Dokumente – Texte – Matrialien Bd. 77

 

Als Benito Mussolini 1938 in Italien antisemitische Gesetze erließ, sahen Zeitgenossen in ihnen entweder eine Kopie der „Nürnberger Gesetze“ oder interpretierten sie als Ergebnis außenpolitischen Zwangs. Diese Lesart war in der Nachkriegszeit noch lange präsent.

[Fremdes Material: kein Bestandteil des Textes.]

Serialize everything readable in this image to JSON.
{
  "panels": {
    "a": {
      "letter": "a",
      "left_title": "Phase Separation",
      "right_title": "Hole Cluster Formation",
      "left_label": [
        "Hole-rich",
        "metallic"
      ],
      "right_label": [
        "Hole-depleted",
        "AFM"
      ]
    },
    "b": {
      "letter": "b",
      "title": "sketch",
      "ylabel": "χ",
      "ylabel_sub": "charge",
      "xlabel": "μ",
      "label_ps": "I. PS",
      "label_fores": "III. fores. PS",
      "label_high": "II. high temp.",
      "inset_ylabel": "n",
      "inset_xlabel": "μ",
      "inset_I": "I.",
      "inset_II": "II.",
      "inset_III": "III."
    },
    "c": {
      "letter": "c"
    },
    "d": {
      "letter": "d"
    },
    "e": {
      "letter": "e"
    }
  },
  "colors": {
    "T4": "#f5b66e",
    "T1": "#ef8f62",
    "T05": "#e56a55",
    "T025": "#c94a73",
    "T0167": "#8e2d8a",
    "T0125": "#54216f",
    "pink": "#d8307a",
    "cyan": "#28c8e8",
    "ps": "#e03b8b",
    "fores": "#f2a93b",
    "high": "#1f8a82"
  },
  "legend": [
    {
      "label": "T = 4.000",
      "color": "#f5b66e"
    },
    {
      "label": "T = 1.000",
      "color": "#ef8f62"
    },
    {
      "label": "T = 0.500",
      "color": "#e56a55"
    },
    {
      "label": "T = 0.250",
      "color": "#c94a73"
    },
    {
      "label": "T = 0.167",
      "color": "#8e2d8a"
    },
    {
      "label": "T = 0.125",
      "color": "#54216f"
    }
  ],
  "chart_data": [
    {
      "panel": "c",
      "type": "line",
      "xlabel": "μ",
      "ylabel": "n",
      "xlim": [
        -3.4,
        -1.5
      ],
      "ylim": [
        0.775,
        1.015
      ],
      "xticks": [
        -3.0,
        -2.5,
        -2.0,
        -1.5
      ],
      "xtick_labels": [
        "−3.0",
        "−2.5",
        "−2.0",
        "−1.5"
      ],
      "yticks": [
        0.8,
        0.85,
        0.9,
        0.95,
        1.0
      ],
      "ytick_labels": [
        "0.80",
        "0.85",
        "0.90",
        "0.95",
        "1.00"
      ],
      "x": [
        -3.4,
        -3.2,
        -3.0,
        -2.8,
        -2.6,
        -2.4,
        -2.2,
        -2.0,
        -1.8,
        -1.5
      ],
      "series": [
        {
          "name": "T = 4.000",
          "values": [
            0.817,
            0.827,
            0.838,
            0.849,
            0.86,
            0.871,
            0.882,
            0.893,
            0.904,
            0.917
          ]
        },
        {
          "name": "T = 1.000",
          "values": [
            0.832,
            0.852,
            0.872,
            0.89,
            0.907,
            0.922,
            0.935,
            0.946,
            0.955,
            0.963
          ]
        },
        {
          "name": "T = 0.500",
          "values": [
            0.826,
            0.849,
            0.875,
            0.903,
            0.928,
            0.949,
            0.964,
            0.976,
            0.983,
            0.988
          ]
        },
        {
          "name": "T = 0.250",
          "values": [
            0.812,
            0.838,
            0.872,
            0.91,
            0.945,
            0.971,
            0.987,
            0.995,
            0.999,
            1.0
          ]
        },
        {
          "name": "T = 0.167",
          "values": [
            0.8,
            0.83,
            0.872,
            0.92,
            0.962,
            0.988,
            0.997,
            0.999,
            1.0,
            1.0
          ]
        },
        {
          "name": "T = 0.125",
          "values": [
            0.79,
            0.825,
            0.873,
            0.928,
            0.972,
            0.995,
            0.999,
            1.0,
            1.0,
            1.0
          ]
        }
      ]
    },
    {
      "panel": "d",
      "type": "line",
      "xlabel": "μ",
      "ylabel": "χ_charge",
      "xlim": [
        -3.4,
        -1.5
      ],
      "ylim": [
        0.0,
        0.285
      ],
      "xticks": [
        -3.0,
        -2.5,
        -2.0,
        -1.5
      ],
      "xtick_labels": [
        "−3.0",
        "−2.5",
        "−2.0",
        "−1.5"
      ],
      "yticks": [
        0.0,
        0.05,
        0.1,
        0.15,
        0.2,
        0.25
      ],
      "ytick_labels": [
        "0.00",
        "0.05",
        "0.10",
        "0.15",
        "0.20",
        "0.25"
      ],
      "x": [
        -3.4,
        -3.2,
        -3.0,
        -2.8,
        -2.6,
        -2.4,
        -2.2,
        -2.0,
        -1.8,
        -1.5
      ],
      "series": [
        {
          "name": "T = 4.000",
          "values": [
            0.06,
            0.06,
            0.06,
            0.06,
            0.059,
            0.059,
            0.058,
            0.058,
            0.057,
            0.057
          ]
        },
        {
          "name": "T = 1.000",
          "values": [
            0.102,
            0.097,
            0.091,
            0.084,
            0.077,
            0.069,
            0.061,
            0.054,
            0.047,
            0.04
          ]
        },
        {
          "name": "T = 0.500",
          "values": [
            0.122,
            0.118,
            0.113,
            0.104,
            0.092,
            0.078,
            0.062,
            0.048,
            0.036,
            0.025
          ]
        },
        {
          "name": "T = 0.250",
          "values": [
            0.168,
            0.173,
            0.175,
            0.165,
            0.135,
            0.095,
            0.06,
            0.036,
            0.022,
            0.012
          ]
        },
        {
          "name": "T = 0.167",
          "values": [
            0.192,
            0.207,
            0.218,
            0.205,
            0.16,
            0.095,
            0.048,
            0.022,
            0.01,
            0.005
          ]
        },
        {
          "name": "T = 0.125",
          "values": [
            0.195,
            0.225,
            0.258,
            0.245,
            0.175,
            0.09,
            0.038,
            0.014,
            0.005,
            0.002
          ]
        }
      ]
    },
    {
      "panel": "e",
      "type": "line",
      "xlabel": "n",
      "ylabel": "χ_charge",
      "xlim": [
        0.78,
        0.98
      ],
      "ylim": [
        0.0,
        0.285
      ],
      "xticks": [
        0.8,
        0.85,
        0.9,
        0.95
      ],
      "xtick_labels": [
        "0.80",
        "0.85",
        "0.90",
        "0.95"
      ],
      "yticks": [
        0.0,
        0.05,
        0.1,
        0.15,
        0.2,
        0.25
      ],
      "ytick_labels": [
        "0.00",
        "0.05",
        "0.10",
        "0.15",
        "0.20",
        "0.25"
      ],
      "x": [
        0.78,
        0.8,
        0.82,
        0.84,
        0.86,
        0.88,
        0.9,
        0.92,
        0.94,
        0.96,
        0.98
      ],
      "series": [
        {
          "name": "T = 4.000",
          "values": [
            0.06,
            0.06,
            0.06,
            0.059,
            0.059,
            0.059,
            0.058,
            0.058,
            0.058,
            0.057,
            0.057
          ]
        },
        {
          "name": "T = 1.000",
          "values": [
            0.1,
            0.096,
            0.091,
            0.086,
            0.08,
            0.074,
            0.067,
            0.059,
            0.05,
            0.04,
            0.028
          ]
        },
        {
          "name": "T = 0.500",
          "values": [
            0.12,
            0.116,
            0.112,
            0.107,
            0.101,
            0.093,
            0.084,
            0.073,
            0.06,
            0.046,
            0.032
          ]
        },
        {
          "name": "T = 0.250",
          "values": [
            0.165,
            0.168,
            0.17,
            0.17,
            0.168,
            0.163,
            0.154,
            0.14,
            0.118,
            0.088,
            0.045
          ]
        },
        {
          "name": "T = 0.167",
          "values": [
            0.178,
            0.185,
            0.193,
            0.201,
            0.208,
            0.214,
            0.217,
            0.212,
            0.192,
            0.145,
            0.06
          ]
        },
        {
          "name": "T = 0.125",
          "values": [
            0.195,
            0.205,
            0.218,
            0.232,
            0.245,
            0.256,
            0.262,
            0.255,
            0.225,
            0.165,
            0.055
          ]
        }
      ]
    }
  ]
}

Das Urteil des NS-Regimes über den Umgang des italienischen Bündnispartners mit Juden schwankte zwischen angemessen und zu milde. In den 1920er-Jahren war der Antisemitismus im faschistischen Italien noch latent. Dies änderte sich ab Mitte der 1930er-Jahre mit dem Erlass antisemitischer Gesetze und der Zunahme antisemitischer Ressentiments. In Berlin wurde diese Entwicklung begrüßt. Infolge der Radikalisierung der nationalsozialistischen Judenpolitik und der im Zweiten Weltkrieg entstandenen Spannungen im Verhältnis zum italienischen Verbündeten werteten die Nationalsozialisten dessen Antisemitismus erneut als zu zurückhaltend. Der Nachkriegsmythos vom „guten Italiener“ lässt sich damit hingegen nicht belegen.